Bir yanım yine birçoğunuz gibi geçmiş yılın muhasebesini yapıp, gelen yıla dair dilekler tutuyor…
Karar vermek, tam da böyle bir şey aslında, birden çok uç arasında gidip gelirken vardığımız/seçtiğimiz “bir nokta” işte… Belki bir dakika ya da beş dakika sonra vazgeçip ötekinde karar kılacaktık… Ya da belki aldığımız karardan bir ömür boyu vazgeçmeyip de “ya hu ne iyi etmişim de bu tarafa meyletmişim” diyeceğiz! “Keşkelerle, iyi ki yapmışımlar” arasında dolanıp duruyoruz işte…

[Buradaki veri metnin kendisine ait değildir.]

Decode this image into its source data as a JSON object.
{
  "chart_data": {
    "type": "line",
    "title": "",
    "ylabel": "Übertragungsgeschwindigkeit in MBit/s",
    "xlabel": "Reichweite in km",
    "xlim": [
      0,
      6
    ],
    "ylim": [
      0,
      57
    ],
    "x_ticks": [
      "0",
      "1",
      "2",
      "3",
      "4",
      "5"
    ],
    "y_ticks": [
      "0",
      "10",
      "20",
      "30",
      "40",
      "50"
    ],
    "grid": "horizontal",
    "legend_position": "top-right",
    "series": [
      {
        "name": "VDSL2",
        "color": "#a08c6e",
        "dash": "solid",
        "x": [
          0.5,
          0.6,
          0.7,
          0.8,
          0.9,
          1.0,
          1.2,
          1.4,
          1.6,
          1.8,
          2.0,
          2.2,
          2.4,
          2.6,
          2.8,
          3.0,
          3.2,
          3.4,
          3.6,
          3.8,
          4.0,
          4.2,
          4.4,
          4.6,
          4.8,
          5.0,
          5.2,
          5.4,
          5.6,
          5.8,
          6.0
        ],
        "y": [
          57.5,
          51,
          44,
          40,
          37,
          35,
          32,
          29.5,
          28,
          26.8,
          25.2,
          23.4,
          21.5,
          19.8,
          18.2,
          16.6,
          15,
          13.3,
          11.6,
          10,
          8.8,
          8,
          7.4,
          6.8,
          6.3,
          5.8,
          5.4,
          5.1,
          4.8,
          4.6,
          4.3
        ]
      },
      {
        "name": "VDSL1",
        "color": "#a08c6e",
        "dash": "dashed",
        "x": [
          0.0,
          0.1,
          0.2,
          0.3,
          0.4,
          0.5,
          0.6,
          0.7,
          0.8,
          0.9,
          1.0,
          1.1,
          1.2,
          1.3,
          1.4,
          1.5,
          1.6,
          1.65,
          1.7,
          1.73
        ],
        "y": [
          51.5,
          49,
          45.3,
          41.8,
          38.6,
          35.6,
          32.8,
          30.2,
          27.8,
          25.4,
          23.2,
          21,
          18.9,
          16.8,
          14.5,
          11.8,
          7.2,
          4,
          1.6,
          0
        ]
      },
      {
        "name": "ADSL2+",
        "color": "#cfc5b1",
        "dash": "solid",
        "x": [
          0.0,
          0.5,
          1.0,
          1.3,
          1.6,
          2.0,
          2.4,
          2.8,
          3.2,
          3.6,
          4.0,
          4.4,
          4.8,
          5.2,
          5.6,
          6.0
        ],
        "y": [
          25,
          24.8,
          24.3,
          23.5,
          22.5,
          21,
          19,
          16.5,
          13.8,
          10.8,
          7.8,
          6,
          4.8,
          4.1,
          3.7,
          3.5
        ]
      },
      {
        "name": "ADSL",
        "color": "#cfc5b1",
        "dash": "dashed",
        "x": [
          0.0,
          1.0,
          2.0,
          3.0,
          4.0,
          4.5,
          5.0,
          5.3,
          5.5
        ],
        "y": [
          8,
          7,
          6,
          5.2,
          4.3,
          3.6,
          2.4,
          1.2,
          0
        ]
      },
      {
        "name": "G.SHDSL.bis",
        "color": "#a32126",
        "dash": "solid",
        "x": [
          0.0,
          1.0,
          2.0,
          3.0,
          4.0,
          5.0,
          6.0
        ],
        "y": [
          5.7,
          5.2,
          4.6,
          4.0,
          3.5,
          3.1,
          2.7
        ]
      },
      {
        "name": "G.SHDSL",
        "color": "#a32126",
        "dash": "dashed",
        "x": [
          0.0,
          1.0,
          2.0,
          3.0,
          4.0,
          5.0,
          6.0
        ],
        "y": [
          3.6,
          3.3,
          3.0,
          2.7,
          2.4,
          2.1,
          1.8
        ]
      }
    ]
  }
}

Şimdi çevremde birçoğumuzun yeni yıl heyecanını görüp bir şeyler dilememek de olmaz ki hem? “Dilesem dilesem acep ne dilesem”? Lafın gelişi tabii, aslında yazmaya başladığıma göre dilek dileyenler kervanına ben de katıldım. Bariz!
Eee ne diler insan, bir dilek tutma imkanı olsa? Hayatında kötü gidenin iyileşmesini, güzelleşmesini mi… muhtemelen? Ya da sevdiklerinin, vazgeçemediklerinin yaşamlarına dairdir dilekleri… Önce geçmiş günlerin hesabını çıkartmamızın nedeni de bundan olsa gerek! Bütün bir yıl boyu neler geldi “dertsiz” başımıza (hoş artık dertsiz bir baş da bulmak mümkün değil)… Eminim birçoğunuz da benim gibi kendinizi sıkışmış, patlamak üzere hissediyorsunuzdur: daha önceki yıllardan birikmiş bir sürü başka başka dertlerimizin yanına gelip de eklenen bir sürü yeni dertler de üstüne eklene eklene… Sıkışmış, adeta patlamak üzeresinizdir, eminim. Oğlanın iş bulamaması, kızın sağlığı, patronun işyerindeki tacizleri, geçim derdi, işsizlik, fakirlik, belki de açlık… dahası: hastalık, huzursuzluk, krizler, savaşlar, yıkımlar, gittikçe kötüleşen sosyal hizmetler, kirlenen ya da biten sular, havalar, soğuklar, sıcaklar, kaybolan sağlığımız, kötüleşen eğitim, güvenli olmayan ortamlar, güvencesizlik, stres-gerginlik, bitmeyen baş ağrılarımız… Al işte yeni bir zorluk daha: saymakla bitmeyen bu dertler altında ezilip duran sessiz bir başına kalan bu kalabalık için önceliği hangi birine vermek lazım? Nasıl bir dilek dilemek lazım… Dertlerin bini bir para… Hepsi ama hepsi dert, bazısı seni çok geriyor, bazısı beni… Aslında hepimizi… Al sana bir dert daha: bunca dertlerin kaynağına dair bir fikrimiz var ama sessiz kalmayı, öbürünün arkasından dönüp kendi başımıza halletmeyi çalışmakla geçiyor zamanlarımız!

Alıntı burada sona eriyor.